1. Raise `iter_warmup` to 1000 or more.
2. Use a tighter prior on `sigma_a_k` (the HMC has fewer chances to
   sample large `a_coef_k` values that saturate the logit).
3. Use `anchor = "prior_median"` or an explicit numeric anchor that
   keeps the EB plug-in in the interior of the support.

## 9.5. Path C smoke validation

A representative end-to-end Path C smoke (Gaussian K=2 + p=2,
$n = 80$, `iter_warmup = iter_sampling = 200L`, `chains = 2L`)
takes approximately 50 seconds on contemporary hardware
(`amm_eb_marginal_KxP.stan` and `amm_eb_conditional_KxP.stan` each
compile once and are cached by cmdstanr).
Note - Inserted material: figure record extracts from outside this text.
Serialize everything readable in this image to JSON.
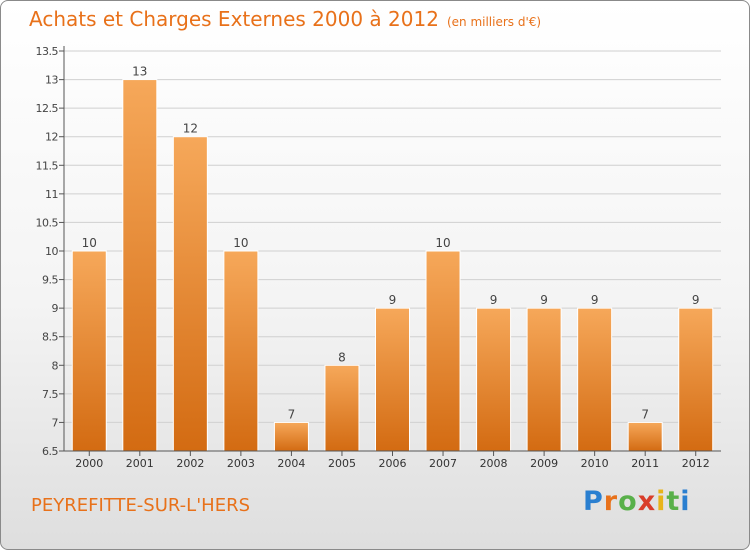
{
  "header": {
    "title": "Achats et Charges Externes 2000 à 2012",
    "unit": "(en milliers d'€)"
  },
  "footer": {
    "commune": "PEYREFITTE-SUR-L'HERS",
    "logo": [
      "P",
      "r",
      "o",
      "x",
      "i",
      "t",
      "i"
    ],
    "logo_colors": [
      "#2a7fd0",
      "#e8711a",
      "#59b04a",
      "#d93d2a",
      "#e8b41a",
      "#59b04a",
      "#2a7fd0"
    ]
  },
  "colors": {
    "bar": "#f0922e",
    "bar_light": "#f6a85a",
    "bar_dark": "#d36b12",
    "axis": "#555555",
    "grid": "#d0d0d0"
  },
  "chart_data": {
    "type": "bar",
    "title": "Achats et Charges Externes 2000 à 2012",
    "subtitle": "(en milliers d'€)",
    "categories": [
      "2000",
      "2001",
      "2002",
      "2003",
      "2004",
      "2005",
      "2006",
      "2007",
      "2008",
      "2009",
      "2010",
      "2011",
      "2012"
    ],
    "values": [
      10,
      13,
      12,
      10,
      7,
      8,
      9,
      10,
      9,
      9,
      9,
      7,
      9
    ],
    "data_labels": [
      "10",
      "13",
      "12",
      "10",
      "7",
      "8",
      "9",
      "10",
      "9",
      "9",
      "9",
      "7",
      "9"
    ],
    "ylim": [
      6.5,
      13.5
    ],
    "yticks": [
      6.5,
      7,
      7.5,
      8,
      8.5,
      9,
      9.5,
      10,
      10.5,
      11,
      11.5,
      12,
      12.5,
      13,
      13.5
    ],
    "ytick_labels": [
      "6.5",
      "7",
      "7.5",
      "8",
      "8.5",
      "9",
      "9.5",
      "10",
      "10.5",
      "11",
      "11.5",
      "12",
      "12.5",
      "13",
      "13.5"
    ],
    "xlabel": "",
    "ylabel": "",
    "grid": true
  }
}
If the smoke takes
significantly longer or aborts with `gdpar_eb_numerical_error`, the
geometry of the K × p marginal is likely the culprit; check
`kappa_per_slot` and the slot dispositions returned by the
correction tensor.

# **10. Where to go next**

- For the theoretical canonization of EB-vs-FB at the scalar level,
  read `vignette("v07_eb_vs_fb")`.
- For the multivariate / multi-slot extension of the theory (Theorem
  7A\*, Proposition 7B\*, Theorem 7C\* compound multi-slot, open
  question O5\*-EBFB), read `vignette("v07b_eb_multivariate")`.
- For the AMM canonization on which both EB and FB operate, read
  the AMM family of canonical vignettes (v01–v06).
- For CATE / ITE applications and the EB-vs-FB shrinkage discussion
  in the context of heterogeneous treatment effects, read
  `vignette("v08_amm_for_cate_ite_positioning")` and the
  implementation vignettes `v08b_cate_ite_bridge_implementation`
  and `v08c_meta_learner_comparison`.
- If your data are dependent — **temporally** (a time series) or
  **spatially** — the EB posterior understates uncertainty because the
  likelihood assumes conditional independence. Measure the violation
  with `gdpar_dependence_diagnostic()` (lag-1 autocorrelation,
  Durbin-Watson, Ljung-Box) or its spatial sibling
  `gdpar_spatial_dependence_diagnostic()` (Moran's I), and obtain
  dependence-robust standard errors and percentile intervals with
  `gdpar_dependence_robust()` (temporal block bootstrap) or
  `gdpar_spatial_dependence_robust()` (spatial block bootstrap), Block
  9, Axis 2. This makes the *uncertainty* robust to dependence; gdpar
  does not *model* the dependence. The full recipe is in
  `vignette("vop09_dependence_robust")`.

# **References**

The canonical theoretical references for EB-vs-FB in the AMM are
Petrone, Rousseau, and Scricciolo (2014) and Rousseau and Szabo
(2017) for the asymptotic equivalence and merging results; Carlin
and Gelfand (1990) for the higher-order coverage discrepancy and the
inflation correction; and Robbins (1956) / Efron (2010) for the
compound decision framework. Full bibliographic details are in
`vignette("v07_eb_vs_fb")` Section "References Cited in This Block".